As the ‘free, democratic, human-rights-based’ land of heaven, the one that has lectured other countries everyday for a hundred years about ‘freedom, democracy, and human rights,’ even to the point of armed intervention, America should calm down and examine its own gun-control policy.

It takes a lot to make China’s government—beset, as it is, by corruption and opacity and the paralyzing effects of special interests—look good, by comparison, in the eyes of its people these days. But we’ve done it.

It should also be noted, China is way ahead of the U.S on the environment as well. Does anyone really believe that our collective conscience and political system has the capablility to learn from its mistakes and frame a sane energy and environmental policy? I don't.

So what do we have to show for our so-called freedoms?  We have an absurdly expensive and redundant healthcare system run primarily to benefit special interests in the healthcare industry. We have an energy and environmental policy run primarily to benefit the fossil fuel industry. And we have an insane gun policy to which any sane reforms are obstructed by right-wing idelogues who think their guns (1) keep them safe from other crazy people with guns and (2) keep them free from the government that will enslave them if they don't have the guns to defend themselves when the government comes to enslave them.

A lot of people think that over time China's economic liberalization will lead it to become more democratic and to look more like the United States.
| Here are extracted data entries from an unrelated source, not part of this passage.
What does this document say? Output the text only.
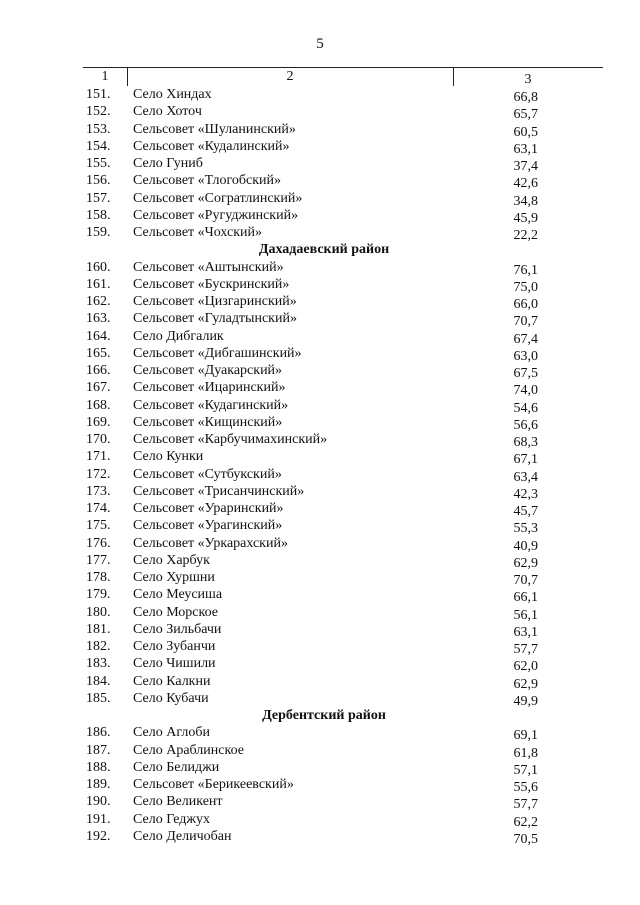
5
1	2	3
151. Село Хиндах	66,8
152. Село Хоточ	65,7
153. Сельсовет «Шуланинский»	60,5
154. Сельсовет «Кудалинский»	63,1
155. Село Гуниб	37,4
156. Сельсовет «Тлогобский»	42,6
157. Сельсовет «Согратлинский»	34,8
158. Сельсовет «Ругуджинский»	45,9
159. Сельсовет «Чохский»	22,2
Дахадаевский район
160. Сельсовет «Аштынский»	76,1
161. Сельсовет «Бускринский»	75,0
162. Сельсовет «Цизгаринский»	66,0
163. Сельсовет «Гуладтынский»	70,7
164. Село Дибгалик	67,4
165. Сельсовет «Дибгашинский»	63,0
166. Сельсовет «Дуакарский»	67,5
167. Сельсовет «Ицаринский»	74,0
168. Сельсовет «Кудагинский»	54,6
169. Сельсовет «Кищинский»	56,6
170. Сельсовет «Карбучимахинский»	68,3
171. Село Кунки	67,1
172. Сельсовет «Сутбукский»	63,4
173. Сельсовет «Трисанчинский»	42,3
174. Сельсовет «Ураринский»	45,7
175. Сельсовет «Урагинский»	55,3
176. Сельсовет «Уркарахский»	40,9
177. Село Харбук	62,9
178. Село Хуршни	70,7
179. Село Меусиша	66,1
180. Село Морское	56,1
181. Село Зильбачи	63,1
182. Село Зубанчи	57,7
183. Село Чишили	62,0
184. Село Калкни	62,9
185. Село Кубачи	49,9
Дербентский район
186. Село Аглоби	69,1
187. Село Араблинское	61,8
188. Село Белиджи	57,1
189. Сельсовет «Берикеевский»	55,6
190. Село Великент	57,7
191. Село Геджух	62,2
192. Село Деличобан	70,5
I think the opposite is true: the United States will come become more authoritarian and come to look more like China. An authoritarian government, at least, is not politically paralyzed; its elites can look at the bigger picture and develop policies for the long term and it can make decsions that insure its survival. I'm not sure the United is capable of that anymore.  And when a people feels that the government no longer has the capablility to keep them safe from corporate predators, crazies with guns, or environmental cataclysm, it loses its legitmacy. 

For isn't the fundamental premise of the Hobbesian social contract that individual citizens give up their freedom in the eat-or-be-eaten state of nature to a sovreign power whose primary responsibility is to keep people from killing or enslaving one another in the war of all against all? If citizens become convinced their government can no longer perform that basic function, it is no longer legitimate, and its citizens should replace it with a government that can perform it. People want to be safe more than they want to be free, and if the U.S. government qua democracy cannot find a way to break its paralysis in the face of fundamental issues that threaten the health and welfare of its people, those people will happily embrace someone who can find a way. It's just a question of time before some future crisis becomes the straw that breaks the proverbial camel's back.